Functions and sets

A function can be regarded as a mapping between sets. Functions are a central concept in mathematics because they describe how each element in one set corresponds to exactly one element in another set.

Functions as mappings

A function $ \large f$ from a set $ \large A$ to a set $ \large B$ is a rule that assigns to each element in $ \large A$ exactly one element in $ \large B$. It is written as:

$$ \large f : A \to B $$

If $ \large a \in A$, then the image of $ \large a$ under $ \large f$ is written as $ \large f(a)$.

Domain and codomain

For a function $ \large f : A \to B$:

$ \large A$ is called the domain.
$ \large B$ is called the codomain.
The set of all actual function values $ \large f(a)$ is called the range (or image).

Example: If $ \large f(x) = x^2$ with domain $ \large \mathbb{R}$, then the range is $ \large [0,\infty [$.

Applications

Functions play a central role in both mathematics and computer science.

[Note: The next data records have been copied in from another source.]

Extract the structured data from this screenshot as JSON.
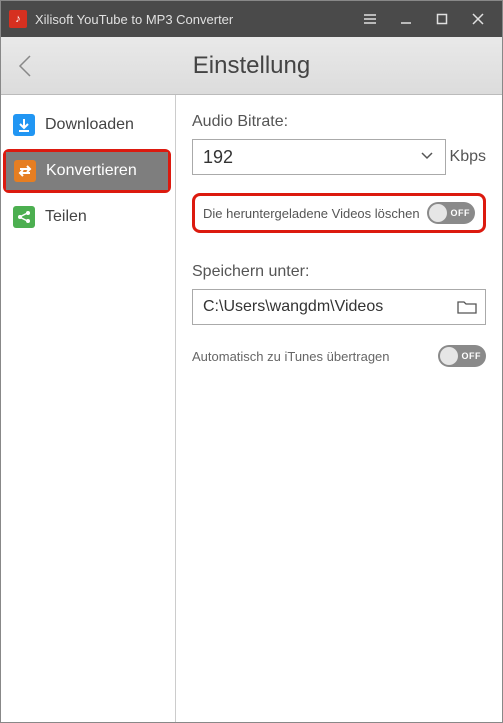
{
  "titlebar": {
    "app_title": "Xilisoft YouTube to MP3 Converter"
  },
  "header": {
    "page_title": "Einstellung"
  },
  "sidebar": {
    "items": [
      {
        "label": "Downloaden",
        "active": false
      },
      {
        "label": "Konvertieren",
        "active": true
      },
      {
        "label": "Teilen",
        "active": false
      }
    ]
  },
  "content": {
    "bitrate_label": "Audio Bitrate:",
    "bitrate_value": "192",
    "bitrate_unit": "Kbps",
    "delete_downloaded_label": "Die heruntergeladene Videos löschen",
    "delete_downloaded_state": "OFF",
    "save_under_label": "Speichern unter:",
    "save_under_path": "C:\\Users\\wangdm\\Videos",
    "auto_itunes_label": "Automatisch zu iTunes übertragen",
    "auto_itunes_state": "OFF"
  }
}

In mathematics, they are used to describe relationships between variables, to set up models, and to perform calculations.
In computer science, functions serve as building blocks in programming languages, algorithms, and databases. Many computations can be seen as functions translating input into output.
In cryptography and information security, functions with special properties (e.g. bijective functions and hash functions) are fundamental.

Understanding functions is therefore necessary both to master mathematics and to work with technology.